15. Christ appointed these two forms of bread and wine, rather than any other, as a further indication of the very union and fellowship which is in this sacrament. For there is no more intimate, deep, and indivisible union than the union of the food with him who is fed. For the food enters into and is assimilated by his very nature, and becomes one substance with the person who is fed. Other unions, achieved by such things as nails, glue, cords, and the like, do not make one indivisible substance of the objects joined together. Thus in the sacrament we too become united with Christ, and are made one body with all the saints, so that Christ cares for us and acts in our behalf. As if he were what we are, he makes whatever concerns us to concern him as well, and even more than it does us. In turn we so care for Christ, as if we were what he is, which indeed we shall finally be—we shall be conformed to his likeness. As St. John says, “We know that when he shall be revealed we shall be like him” [I John 3:2]. So deep and complete is the fellowship of Christ and all the saints with us. Thus our sins assail him, while his righteousness protects us. For the union makes all things common, until at last Christ completely destroys sin in us and makes us like himself, at the Last Day. Likewise by the same love we are to be united with our neighbors, we in them and they in us.
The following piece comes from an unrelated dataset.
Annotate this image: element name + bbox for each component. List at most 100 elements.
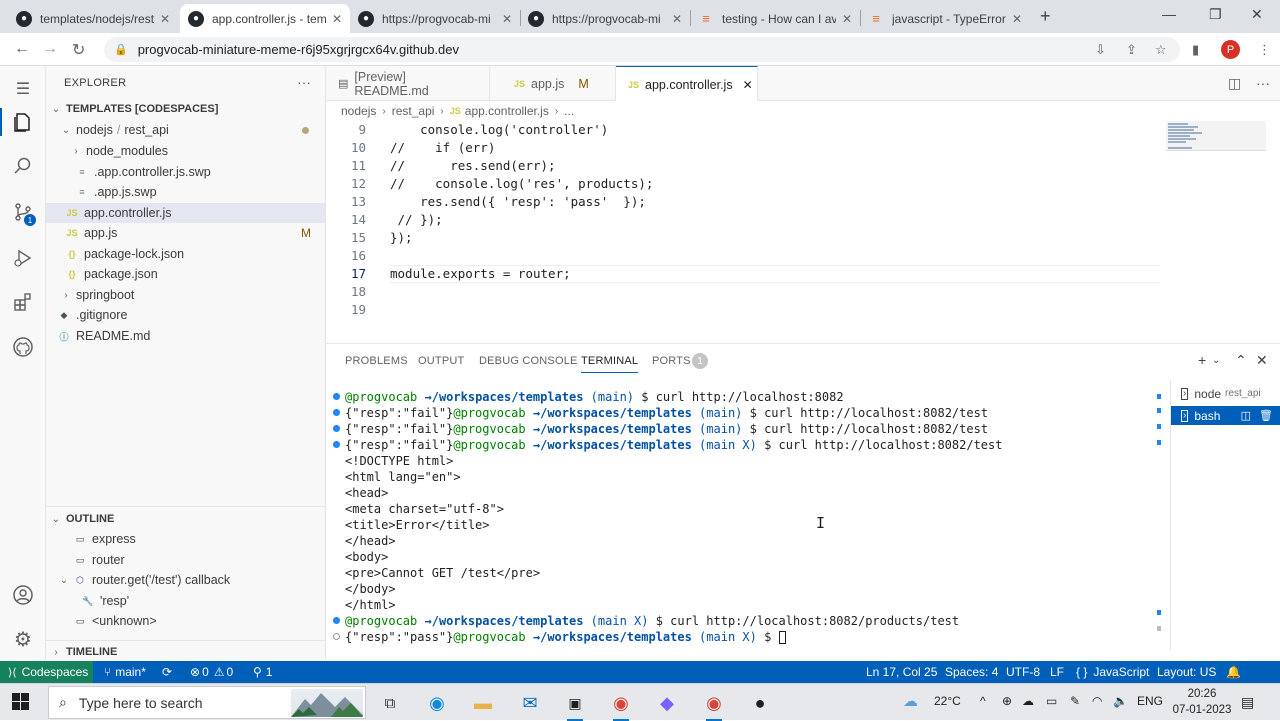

(and this preceding paragraph)

13. There are those, indeed, who would gladly share in the profits but not in the costs. That is, they like to hear that in this sacrament the help, fellowship, and support of all the saints are promised and given to them. But they are unwilling in their turn to belong also to this fellowship. They will not help the poor, put up with sinners, care for the sorrowing, suffer with the suffering, intercede for others, defend the truth, and at the risk of [their own] life, property, and honor seek the betterment of the church and of all Christians. They are unwilling because they fear the world. They do not want to have to suffer disfavor, harm, shame, or death, although it is God’s will that they be thus driven—for the sake of the truth and of their neighbors—to desire the great grace and strength of this sacrament. They are self-seeking persons, whom this sacrament does not benefit. Just as we could not put up with a citizen who wanted to be helped, protected, and made free by the community, and yet in his turn would do nothing for it nor serve it. No, we on our part must make the evil of others our own, if we desire Christ and his saints to make our evil their own. Then will the fellowship be complete, and justice be done to the sacrament. For the sacrament has no blessing and significance unless love grows daily and so changes a person that he is made one with all others.

Luther, M. (1999, c1960). Vol. 35: Luther's works, vol. 35 : Word and Sacrament I (J. J. Pelikan, H. C. Oswald & H. T. Lehmann, Ed.). Luther's Works (Vol. 35, Page 49-68). Philadelphia: Fortress Press.